China hotel chain drops Penfolds

8th August, 2014 by Rupert Millar

InterContinental Hotels in China has dropped Australian brand Penfolds from its wine lists over fears of being embroiled in a trademark battle.

Penfolds GrangeThe Australian Financial Review reported that the chain has unlisted the famous label from all 214 of its hotels across China amid fears it could be dragged into a legal dispute between Treasury and a “notorious” Chinese trademark squatter called Li Daozhi, who has already successfully sued French company Castel.

Treasury Wine Estates has moved quickly to defuse the more sensational implications of the news.

In a statement to the drinks business, Treasury announced: “The media report in the Australian Financial Review (6 August) on this case does not contain all the relevant facts and is based on internal customer information leaked to the media.

“TWE continues to work closely with our customers and business partners in China to address any trademark concerns they may have, and we do not intend to provide commentary on these confidential commercial discussions.

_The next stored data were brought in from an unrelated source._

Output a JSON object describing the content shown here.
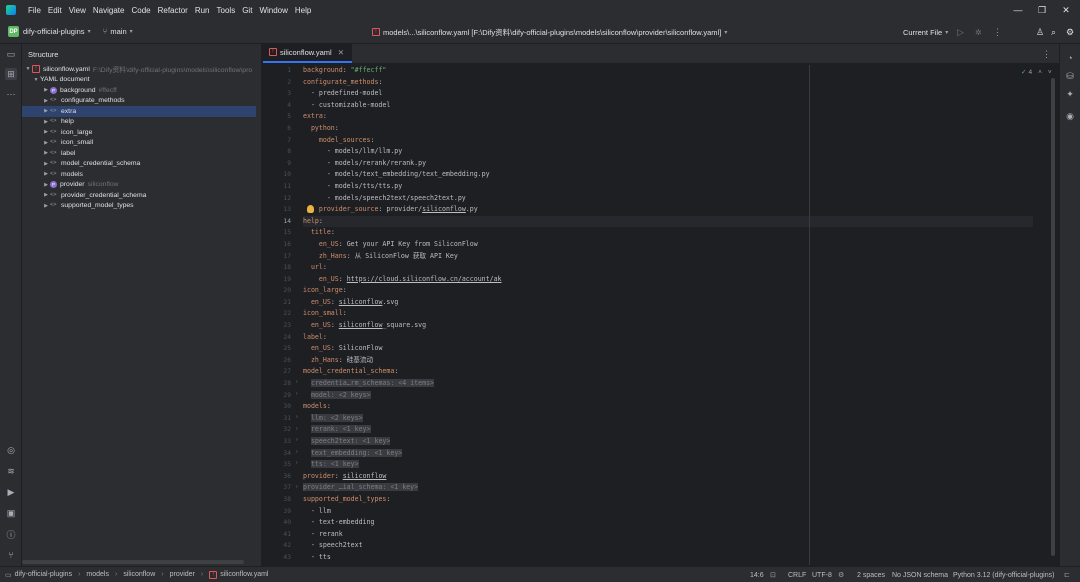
{
  "menubar": {
    "items": [
      "File",
      "Edit",
      "View",
      "Navigate",
      "Code",
      "Refactor",
      "Run",
      "Tools",
      "Git",
      "Window",
      "Help"
    ]
  },
  "toolbar": {
    "project_badge": "DP",
    "project_name": "dify-official-plugins",
    "branch": "main",
    "title": "models\\...\\siliconflow.yaml [F:\\Dify资料\\dify-official-plugins\\models\\siliconflow\\provider\\siliconflow.yaml]",
    "run_config": "Current File"
  },
  "structure": {
    "title": "Structure",
    "root_file": "siliconflow.yaml",
    "root_path": "F:\\Dify资料\\dify-official-plugins\\models\\siliconflow\\pro",
    "doc_label": "YAML document",
    "items": [
      {
        "label": "background",
        "hint": "#ffecff",
        "badge": "P"
      },
      {
        "label": "configurate_methods"
      },
      {
        "label": "extra",
        "selected": true
      },
      {
        "label": "help"
      },
      {
        "label": "icon_large"
      },
      {
        "label": "icon_small"
      },
      {
        "label": "label"
      },
      {
        "label": "model_credential_schema"
      },
      {
        "label": "models"
      },
      {
        "label": "provider",
        "hint": "siliconflow",
        "badge": "P"
      },
      {
        "label": "provider_credential_schema"
      },
      {
        "label": "supported_model_types"
      }
    ]
  },
  "editor": {
    "tab_label": "siliconflow.yaml",
    "inspections": "4",
    "line_numbers": [
      "1",
      "2",
      "3",
      "4",
      "5",
      "6",
      "7",
      "8",
      "9",
      "10",
      "11",
      "12",
      "13",
      "14",
      "15",
      "16",
      "17",
      "18",
      "19",
      "20",
      "21",
      "22",
      "23",
      "24",
      "25",
      "26",
      "27",
      "28",
      "29",
      "30",
      "31",
      "32",
      "33",
      "34",
      "35",
      "36",
      "37",
      "38",
      "39",
      "40",
      "41",
      "42",
      "43",
      "44"
    ],
    "code": {
      "l1k": "background",
      "l1v": "\"#ffecff\"",
      "l2k": "configurate_methods",
      "l3": "  - predefined-model",
      "l4": "  - customizable-model",
      "l5k": "extra",
      "l6k": "python",
      "l7k": "model_sources",
      "l8": "      - models/llm/llm.py",
      "l9": "      - models/rerank/rerank.py",
      "l10": "      - models/text_embedding/text_embedding.py",
      "l11": "      - models/tts/tts.py",
      "l12": "      - models/speech2text/speech2text.py",
      "l13k": "provider_source",
      "l13v_a": "provider/",
      "l13v_b": "siliconflow",
      "l13v_c": ".py",
      "l14k": "help",
      "l15k": "title",
      "l16k": "en_US",
      "l16v": "Get your API Key from SiliconFlow",
      "l17k": "zh_Hans",
      "l17v": "从 SiliconFlow 获取 API Key",
      "l18k": "url",
      "l19k": "en_US",
      "l19v": "https://cloud.siliconflow.cn/account/ak",
      "l20k": "icon_large",
      "l21k": "en_US",
      "l21v_a": "siliconflow",
      "l21v_b": ".svg",
      "l22k": "icon_small",
      "l23k": "en_US",
      "l23v_a": "siliconflow",
      "l23v_b": "_square.svg",
      "l24k": "label",
      "l25k": "en_US",
      "l25v": "SiliconFlow",
      "l26k": "zh_Hans",
      "l26v": "硅基流动",
      "l27k": "model_credential_schema",
      "l28f": "credentia…rm_schemas: <4 items>",
      "l29f": "model: <2 keys>",
      "l30k": "models",
      "l31f": "llm: <2 keys>",
      "l32f": "rerank: <1 key>",
      "l33f": "speech2text: <1 key>",
      "l34f": "text_embedding: <1 key>",
      "l35f": "tts: <1 key>",
      "l36k": "provider",
      "l36v": "siliconflow",
      "l37f": "provider_…ial_schema: <1 key>",
      "l38k": "supported_model_types",
      "l39": "  - llm",
      "l40": "  - text-embedding",
      "l41": "  - rerank",
      "l42": "  - speech2text",
      "l43": "  - tts"
    }
  },
  "statusbar": {
    "breadcrumbs": [
      "dify-official-plugins",
      "models",
      "siliconflow",
      "provider",
      "siliconflow.yaml"
    ],
    "position": "14:6",
    "line_sep": "CRLF",
    "encoding": "UTF-8",
    "indent": "2 spaces",
    "schema": "No JSON schema",
    "interpreter": "Python 3.12 (dify-official-plugins)"
  }
}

“TWE remains totally committed to protecting the integrity of our flagship Penfolds brand, so that our customers in China can continue to buy and stock Penfolds wines with absolute confidence”.

Li has apparently trademarked the Chinese names of a wide variety of brands and companies in China that the respective companies have neglected to do.

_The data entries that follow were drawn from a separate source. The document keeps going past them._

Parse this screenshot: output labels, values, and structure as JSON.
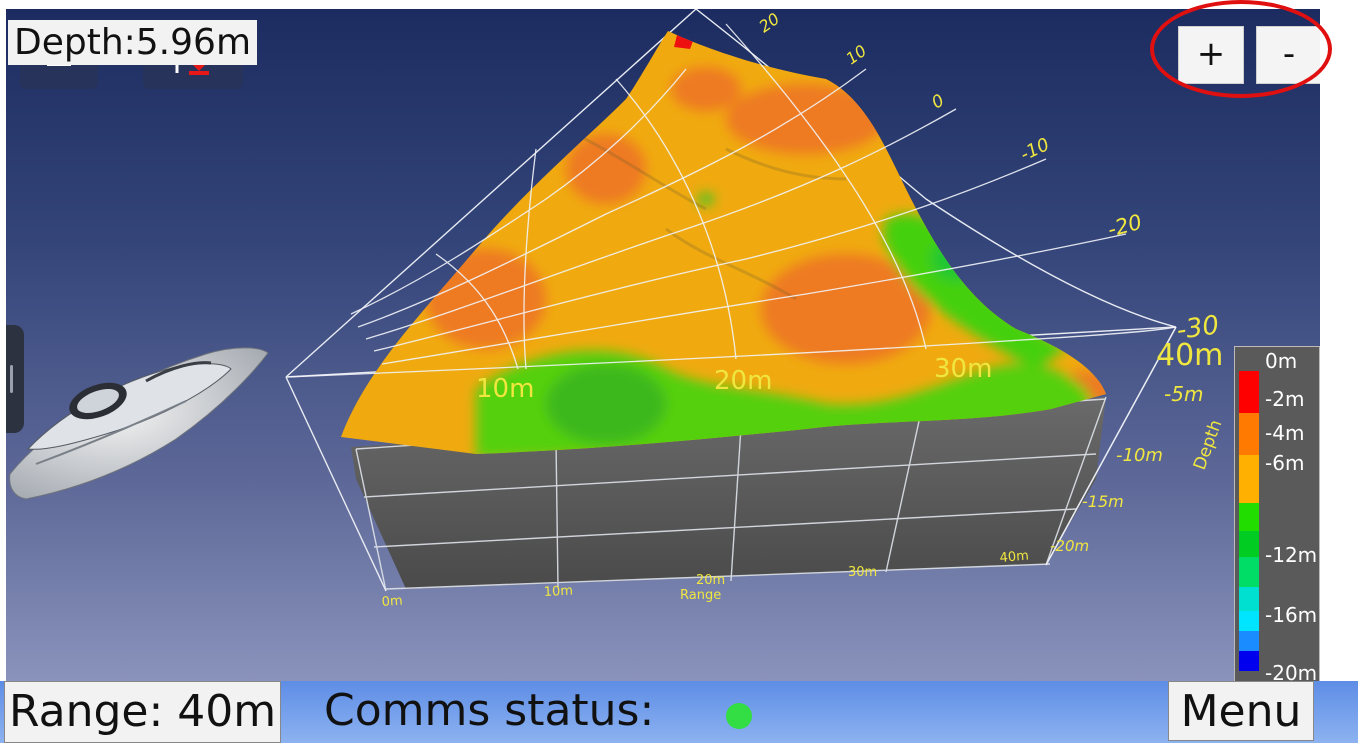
{
  "status": {
    "depth_readout": "Depth:5.96m"
  },
  "toolbar": {
    "zoom_in_label": "+",
    "zoom_out_label": "-"
  },
  "chart_data": {
    "type": "heatmap",
    "description_units": "3D sonar surface, depth colored",
    "range_axis": {
      "label": "Range",
      "ticks": [
        "0m",
        "10m",
        "20m",
        "30m",
        "40m"
      ]
    },
    "depth_axis": {
      "label": "Depth",
      "ticks": [
        "-5m",
        "-10m",
        "-15m",
        "-20m"
      ]
    },
    "surface_range_labels": [
      "10m",
      "20m",
      "30m",
      "40m"
    ],
    "lateral_ticks": [
      "-30",
      "-20",
      "-10",
      "0",
      "10",
      "20"
    ],
    "color_scale": {
      "labels": [
        "0m",
        "-2m",
        "-4m",
        "-6m",
        "-12m",
        "-16m",
        "-20m"
      ],
      "stops": [
        {
          "depth": -2,
          "color": "#ff0000"
        },
        {
          "depth": -4,
          "color": "#ff7a00"
        },
        {
          "depth": -6,
          "color": "#ffb000"
        },
        {
          "depth": -9,
          "color": "#22dd00"
        },
        {
          "depth": -12,
          "color": "#00dd66"
        },
        {
          "depth": -16,
          "color": "#00e5ff"
        },
        {
          "depth": -18,
          "color": "#1a8cff"
        },
        {
          "depth": -20,
          "color": "#0000ee"
        }
      ]
    }
  },
  "bottom_bar": {
    "range_label": "Range: 40m",
    "comms_label": "Comms status:",
    "comms_color": "#33dd44",
    "menu_label": "Menu"
  }
}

Castel suffered a stinging courtroom defeat last year and were forced to pay 33.7 million yuan (€5m) to Li.

Penfolds has been in a legal battle with the same person since 2011 and has apparently won an initial case which is now being appealed.

InterContinental’s contract is estimated to be 5,000 cases a year or some 5% of Penfolds’ China shipments.

So far three Chinese names for Penfolds, which roughly translates to “chasing prosperity” apparently, have been listed in China the most recent in 2013 – two years after the legal battle began.

In an email sent to hotel managers in late July, InterContinental’s food and beverage manager Tim Stanhope, wrote:  “In order to play it safe, it’s better that hotels stop selling the wine until there is a court ­judgement announced.”

Although the Financial Review suggested that other on- and off-trade chains may follow suit, Treasury stressed that this was not the case.

No other businesses have so far followed InterContinental’s example or show any signs of doing so.